Influence of error-augmentation on the dynamics of visuomotor skill acquisition: insights from proxy-process models.
Pritesh N ParmarJames L PattonPublished in: Journal of neurophysiology (2024)
Our study addresses the critical question of how learners acquire skills without the constant crutch of feedback, using a specialized training approach with intermittent feedback. Despite recognized benefits in skill retention, the underlying mechanisms of intermittent feedback in motor control neuroscience remain elusive. Leveraging a previously published dataset from visuomotor learning experiments with intermittent feedback, we tested a wide range of proxy-process models that posit the presence of an inferred error signal even when an explicit sensory performance is not present. The model structures encompassed a spectrum from first-order to higher-order variants, incorporating both constant and error-dependent rates of change in error.
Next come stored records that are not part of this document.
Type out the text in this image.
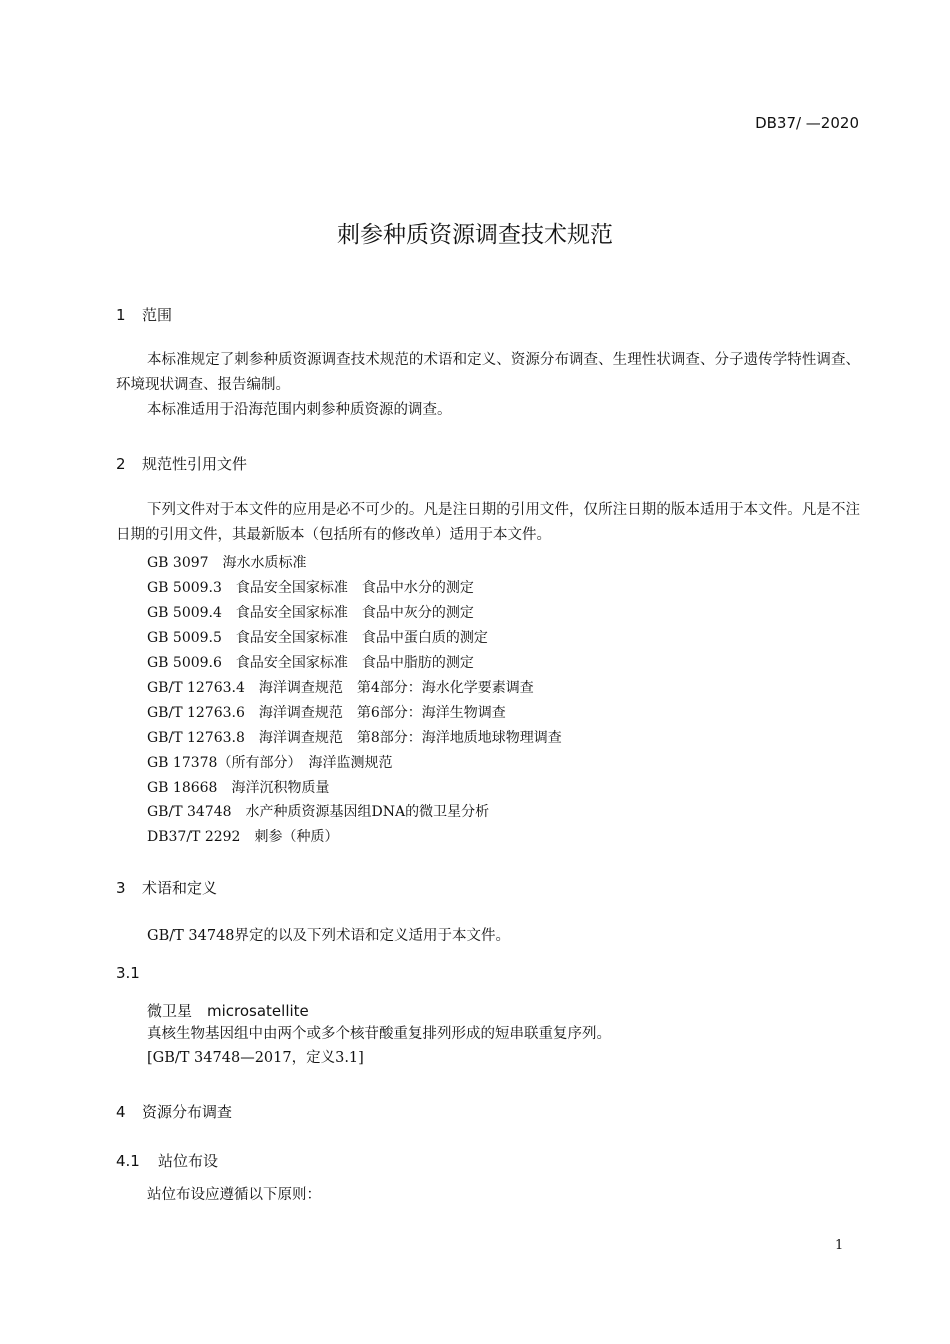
DB37/ —2020
刺参种质资源调查技术规范
1 范围
本标准规定了刺参种质资源调查技术规范的术语和定义、资源分布调查、生理性状调查、分子遗传学特性调查、环境现状调查、报告编制。
本标准适用于沿海范围内刺参种质资源的调查。
2 规范性引用文件
下列文件对于本文件的应用是必不可少的。凡是注日期的引用文件，仅所注日期的版本适用于本文件。凡是不注日期的引用文件，其最新版本（包括所有的修改单）适用于本文件。
GB 3097　海水水质标准
GB 5009.3　食品安全国家标准　食品中水分的测定
GB 5009.4　食品安全国家标准　食品中灰分的测定
GB 5009.5　食品安全国家标准　食品中蛋白质的测定
GB 5009.6　食品安全国家标准　食品中脂肪的测定
GB/T 12763.4　海洋调查规范　第4部分：海水化学要素调查
GB/T 12763.6　海洋调查规范　第6部分：海洋生物调查
GB/T 12763.8　海洋调查规范　第8部分：海洋地质地球物理调查
GB 17378（所有部分）　海洋监测规范
GB 18668　海洋沉积物质量
GB/T 34748　水产种质资源基因组DNA的微卫星分析
DB37/T 2292　刺参（种质）
3 术语和定义
GB/T 34748界定的以及下列术语和定义适用于本文件。
3.1
微卫星　microsatellite
真核生物基因组中由两个或多个核苷酸重复排列形成的短串联重复序列。
[GB/T 34748—2017，定义3.1]
4 资源分布调查
4.1 站位布设
站位布设应遵循以下原则：
1
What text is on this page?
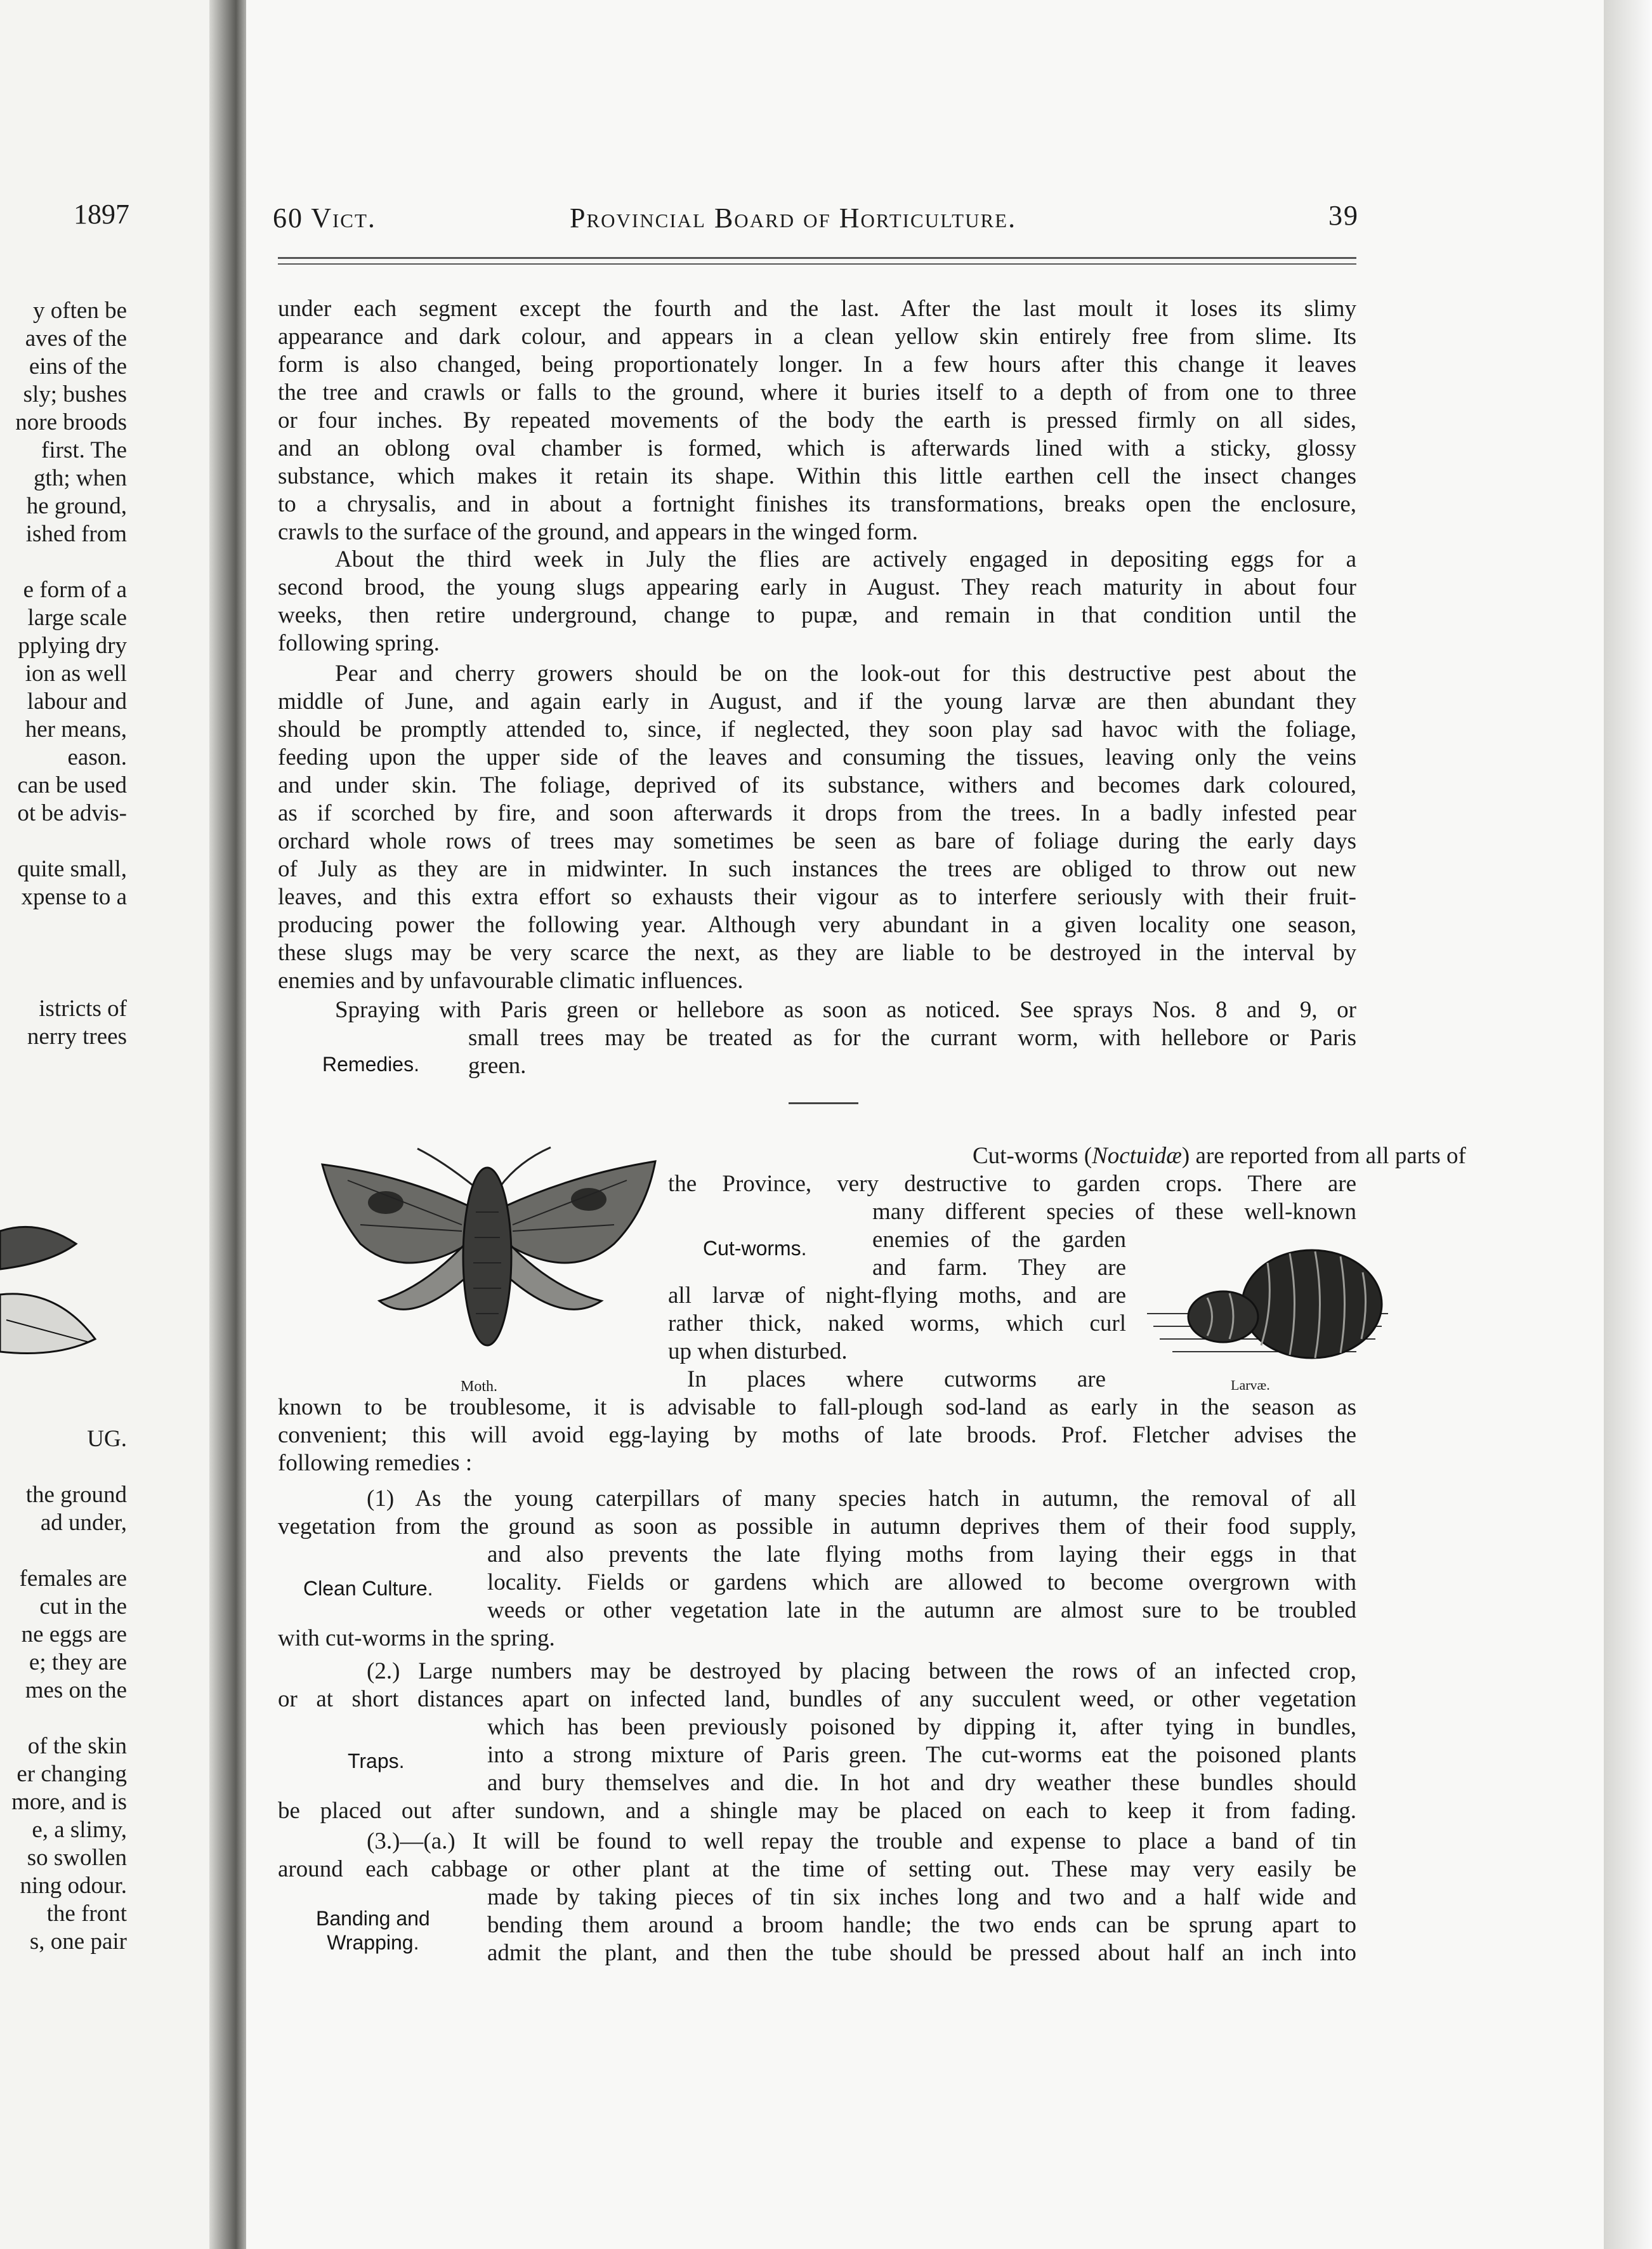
y often be
aves of the
eins of the
sly; bushes
nore broods
first. The
gth; when
he ground,
ished from
e form of a
large scale
pplying dry
ion as well
labour and
her means,
eason.
can be used
ot be advis-
quite small,
xpense to a
istricts of
nerry trees
UG.
the ground
ad under,
females are
cut in the
ne eggs are
e; they are
mes on the
of the skin
er changing
more, and is
e, a slimy,
so swollen
ning odour.
the front
s, one pair
1897	60 Vict.	Provincial Board of Horticulture.	39
under each segment except the fourth and the last. After the last moult it loses its slimy
appearance and dark colour, and appears in a clean yellow skin entirely free from slime. Its
form is also changed, being proportionately longer. In a few hours after this change it leaves
the tree and crawls or falls to the ground, where it buries itself to a depth of from one to three
or four inches. By repeated movements of the body the earth is pressed firmly on all sides,
and an oblong oval chamber is formed, which is afterwards lined with a sticky, glossy
substance, which makes it retain its shape. Within this little earthen cell the insect changes
to a chrysalis, and in about a fortnight finishes its transformations, breaks open the enclosure,
crawls to the surface of the ground, and appears in the winged form.
About the third week in July the flies are actively engaged in depositing eggs for a
second brood, the young slugs appearing early in August. They reach maturity in about four
weeks, then retire underground, change to pupæ, and remain in that condition until the
following spring.
Pear and cherry growers should be on the look-out for this destructive pest about the
middle of June, and again early in August, and if the young larvæ are then abundant they
should be promptly attended to, since, if neglected, they soon play sad havoc with the foliage,
feeding upon the upper side of the leaves and consuming the tissues, leaving only the veins
and under skin. The foliage, deprived of its substance, withers and becomes dark coloured,
as if scorched by fire, and soon afterwards it drops from the trees. In a badly infested pear
orchard whole rows of trees may sometimes be seen as bare of foliage during the early days
of July as they are in midwinter. In such instances the trees are obliged to throw out new
leaves, and this extra effort so exhausts their vigour as to interfere seriously with their fruit-
producing power the following year. Although very abundant in a given locality one season,
these slugs may be very scarce the next, as they are liable to be destroyed in the interval by
enemies and by unfavourable climatic influences.
Spraying with Paris green or hellebore as soon as noticed. See sprays Nos. 8 and 9, or
small trees may be treated as for the currant worm, with hellebore or Paris
green.
Cut-worms (Noctuidæ) are reported from all parts of
the Province, very destructive to garden crops. There are
many different species of these well-known
enemies of the garden
and farm. They are
all larvæ of night-flying moths, and are
rather thick, naked worms, which curl
up when disturbed.
In places where cutworms are
known to be troublesome, it is advisable to fall-plough sod-land as early in the season as
convenient; this will avoid egg-laying by moths of late broods. Prof. Fletcher advises the
following remedies :
(1) As the young caterpillars of many species hatch in autumn, the removal of all
vegetation from the ground as soon as possible in autumn deprives them of their food supply,
and also prevents the late flying moths from laying their eggs in that
locality. Fields or gardens which are allowed to become overgrown with
weeds or other vegetation late in the autumn are almost sure to be troubled
with cut-worms in the spring.
(2.) Large numbers may be destroyed by placing between the rows of an infected crop,
or at short distances apart on infected land, bundles of any succulent weed, or other vegetation
which has been previously poisoned by dipping it, after tying in bundles,
into a strong mixture of Paris green. The cut-worms eat the poisoned plants
and bury themselves and die. In hot and dry weather these bundles should
be placed out after sundown, and a shingle may be placed on each to keep it from fading.
(3.)—(a.) It will be found to well repay the trouble and expense to place a band of tin
around each cabbage or other plant at the time of setting out. These may very easily be
made by taking pieces of tin six inches long and two and a half wide and
bending them around a broom handle; the two ends can be sprung apart to
admit the plant, and then the tube should be pressed about half an inch into
Remedies.
Cut-worms.
Clean Culture.
Traps.
Banding and
Wrapping.
Moth.	Larvæ.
Furthermore, these proxy-process models investigated the impact of error-augmentation (EA) training on visuomotor learning dynamics. Rigorous cross-validation consistently identified a second-order proxy-process model structure accurately predicting motor learning across subjects and learning tasks. Model parameters elucidated the varying influences of EA settings on the rates of change in error, inter-trial variability, and steady-state performance. We then introduced a dynamic-Proxy support Multi-Rate Motor Learning (dPxMRML) model, which shed light on EA's effects on the fast and slow learning dynamics. The dPxMRML model accurately predicted subjects' performance during and beyond training phases, highlighting EA settings conducive to long-term retention. This research yields crucial insights for personalized training program design, applicable in neuro-rehabilitation, sports, and performance training. NEW & NOTEWORTHY Breaking new ground in motor learning, our research unveils the intricacies of skill acquisition without continuous feedback. By using a specialized training approach with intermittent feedback, our study reveals the previously elusive mechanisms behind this process. The introduction of innovative proxy-process models, particularly the dynamic-Proxy support Multi-Rate Motor Learning (dPxMRML) model, brings a fresh perspective to understanding the impact of error-augmentation (EA) training on learning and retention of motor skills.